Este marco legal no es solo una cuestión de derechos parentales, sino un pilar fundamental para garantizar el bienestar emocional y el desarrollo sano de los hijos, asegurando que puedan mantener un contacto fluido y significativo con ambos padres y sus respectivas familias extensas. Pero, ¿qué implica exactamente este régimen? ¿Cómo se establece? Y lo más importante, ¿cómo podemos asegurar que funcione de la mejor manera posible, siempre priorizando el interés superior del menor?
- ¿Qué es el Régimen de Visitas y Estancias?
- ¿Cómo se Establece el Régimen de Visitas?
- Factores Clave que Influyen en el Régimen de Visitas
- Tipos Comunes de Regímenes y Consejos Prácticos
- Modificación y Suspensión del Régimen de Visitas
- Incumplimiento del Régimen de Visitas: ¿Qué Sucede?
- El Régimen de Visitas en Favor de los Abuelos y Otros Familiares
- Consideraciones Especiales Según la Edad del Niño
- Conclusión
¿Qué es el Régimen de Visitas y Estancias?
El régimen de visitas se refiere al derecho y, al mismo tiempo, al deber que tiene el progenitor no custodio de visitar, tener en su compañía o comunicarse con sus hijos menores de edad después de un proceso de separación, divorcio, nulidad matrimonial, o incluso en el establecimiento de medidas paternofiliales cuando los padres no estaban casados. Su propósito es claro y fundamental: asegurar que los niños puedan seguir desarrollando y manteniendo una relación significativa con ambos progenitores y sus familias, evitando que se pierda el contacto y el afecto.

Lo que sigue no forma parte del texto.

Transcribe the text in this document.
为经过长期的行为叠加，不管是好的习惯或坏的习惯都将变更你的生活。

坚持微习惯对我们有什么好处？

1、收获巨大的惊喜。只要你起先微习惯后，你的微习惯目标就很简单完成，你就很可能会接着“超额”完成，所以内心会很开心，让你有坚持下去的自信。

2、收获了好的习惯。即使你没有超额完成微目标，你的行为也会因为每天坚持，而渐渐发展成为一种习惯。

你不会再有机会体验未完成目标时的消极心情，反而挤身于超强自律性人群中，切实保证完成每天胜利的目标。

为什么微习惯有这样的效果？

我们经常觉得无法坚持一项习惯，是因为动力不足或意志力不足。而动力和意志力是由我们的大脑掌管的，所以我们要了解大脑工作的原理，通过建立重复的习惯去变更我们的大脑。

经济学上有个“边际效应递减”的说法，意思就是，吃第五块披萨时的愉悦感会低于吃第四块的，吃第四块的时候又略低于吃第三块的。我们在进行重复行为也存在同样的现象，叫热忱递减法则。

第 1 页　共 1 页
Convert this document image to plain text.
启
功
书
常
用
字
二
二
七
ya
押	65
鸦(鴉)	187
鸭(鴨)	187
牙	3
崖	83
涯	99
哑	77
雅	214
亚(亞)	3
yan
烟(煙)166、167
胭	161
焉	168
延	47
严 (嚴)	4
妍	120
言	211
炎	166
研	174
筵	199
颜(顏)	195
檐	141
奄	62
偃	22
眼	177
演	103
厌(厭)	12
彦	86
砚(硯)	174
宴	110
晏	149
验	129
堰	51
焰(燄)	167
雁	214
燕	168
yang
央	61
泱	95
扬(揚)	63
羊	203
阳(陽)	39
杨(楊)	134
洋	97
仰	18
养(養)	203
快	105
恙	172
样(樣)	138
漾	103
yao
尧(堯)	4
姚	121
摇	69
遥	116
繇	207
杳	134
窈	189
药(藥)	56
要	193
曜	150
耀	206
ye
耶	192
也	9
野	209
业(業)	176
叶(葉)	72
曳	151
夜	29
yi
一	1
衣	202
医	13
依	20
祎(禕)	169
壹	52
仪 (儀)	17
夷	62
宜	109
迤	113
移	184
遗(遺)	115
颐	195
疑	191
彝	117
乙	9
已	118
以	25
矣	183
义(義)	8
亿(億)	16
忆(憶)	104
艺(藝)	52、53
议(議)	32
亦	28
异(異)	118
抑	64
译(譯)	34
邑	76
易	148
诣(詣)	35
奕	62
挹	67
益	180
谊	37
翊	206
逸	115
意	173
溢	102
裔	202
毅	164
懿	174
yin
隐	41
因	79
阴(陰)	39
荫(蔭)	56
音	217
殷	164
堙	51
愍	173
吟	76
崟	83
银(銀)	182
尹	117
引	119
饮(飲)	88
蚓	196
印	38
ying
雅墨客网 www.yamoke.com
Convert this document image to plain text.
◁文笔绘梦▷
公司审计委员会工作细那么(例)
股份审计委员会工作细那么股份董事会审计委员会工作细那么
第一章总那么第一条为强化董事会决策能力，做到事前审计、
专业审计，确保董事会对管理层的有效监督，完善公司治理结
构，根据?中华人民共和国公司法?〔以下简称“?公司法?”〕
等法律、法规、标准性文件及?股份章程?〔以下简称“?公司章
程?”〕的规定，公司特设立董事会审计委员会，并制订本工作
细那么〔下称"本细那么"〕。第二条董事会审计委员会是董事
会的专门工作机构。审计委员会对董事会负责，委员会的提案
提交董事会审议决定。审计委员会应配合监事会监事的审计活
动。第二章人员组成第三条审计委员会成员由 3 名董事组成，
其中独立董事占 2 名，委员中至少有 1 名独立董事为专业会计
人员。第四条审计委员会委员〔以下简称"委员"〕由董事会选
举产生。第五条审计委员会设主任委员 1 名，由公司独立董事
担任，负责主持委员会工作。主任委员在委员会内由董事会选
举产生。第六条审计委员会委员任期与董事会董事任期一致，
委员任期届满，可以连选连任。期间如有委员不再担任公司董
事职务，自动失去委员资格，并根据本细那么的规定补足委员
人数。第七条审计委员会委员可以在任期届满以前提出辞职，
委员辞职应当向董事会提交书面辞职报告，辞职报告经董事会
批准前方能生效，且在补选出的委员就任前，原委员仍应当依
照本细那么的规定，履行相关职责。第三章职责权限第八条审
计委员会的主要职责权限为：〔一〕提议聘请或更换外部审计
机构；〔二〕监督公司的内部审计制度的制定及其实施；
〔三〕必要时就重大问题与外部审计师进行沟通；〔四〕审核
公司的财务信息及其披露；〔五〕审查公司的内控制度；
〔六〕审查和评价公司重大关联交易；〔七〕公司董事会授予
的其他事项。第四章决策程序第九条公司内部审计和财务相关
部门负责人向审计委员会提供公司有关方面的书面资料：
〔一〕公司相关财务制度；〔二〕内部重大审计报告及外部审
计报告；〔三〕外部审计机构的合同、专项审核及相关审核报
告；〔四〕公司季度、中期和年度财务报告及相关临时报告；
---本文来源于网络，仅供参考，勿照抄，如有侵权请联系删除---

Este derecho está recogido en el artículo 94 del Código Civil español, y su procedimiento se detalla en los artículos 770 y 777 de la Ley de Enjuiciamiento Civil. Es importante entender que el término “régimen de visitas” engloba varios conceptos clave:
- Visitas: Se refieren a periodos de tiempo más cortos en los que el progenitor no custodio puede ver a sus hijos y pasar unas horas con ellos. Lo característico de las visitas es que no incluyen la pernocta (es decir, los niños no duermen con el progenitor no custodio). Un ejemplo común son las tardes entre semana, después de la escuela.
- Estancia: Implica periodos más prolongados en los que los hijos pasan dos o más días seguidos, incluyendo las pernoctas, con el progenitor no custodio. Esto suele aplicarse a los fines de semana alternos y a los periodos vacacionales, donde los niños conviven de forma más continuada con el padre o madre que no tiene la custodia principal.
- Comunicación: Es el derecho a mantener un contacto frecuente con los hijos sin necesidad de estar físicamente con ellos. Esto incluye llamadas telefónicas, videollamadas, mensajes de texto o correo electrónico. La clave es que esta comunicación sea regular y no interfiera con la vida cotidiana del menor.
La autoridad judicial es quien determina el tiempo, modo y lugar en que el progenitor sin custodia podrá ejercer estos derechos, siempre buscando el equilibrio y la estabilidad para los menores.
Diferencias Clave entre Visitas, Estancias y Comunicación
| Concepto | Descripción | Pernocta | Ejemplo Típico |
|---|---|---|---|
| Visitas | Períodos cortos para ver a los hijos. | No | Una o dos tardes entre semana. |
| Estancia | Períodos más largos de convivencia. | Sí | Fines de semana alternos, vacaciones. |
| Comunicación | Contacto no presencial. | No aplica | Llamadas, videollamadas, mensajes. |
¿Cómo se Establece el Régimen de Visitas?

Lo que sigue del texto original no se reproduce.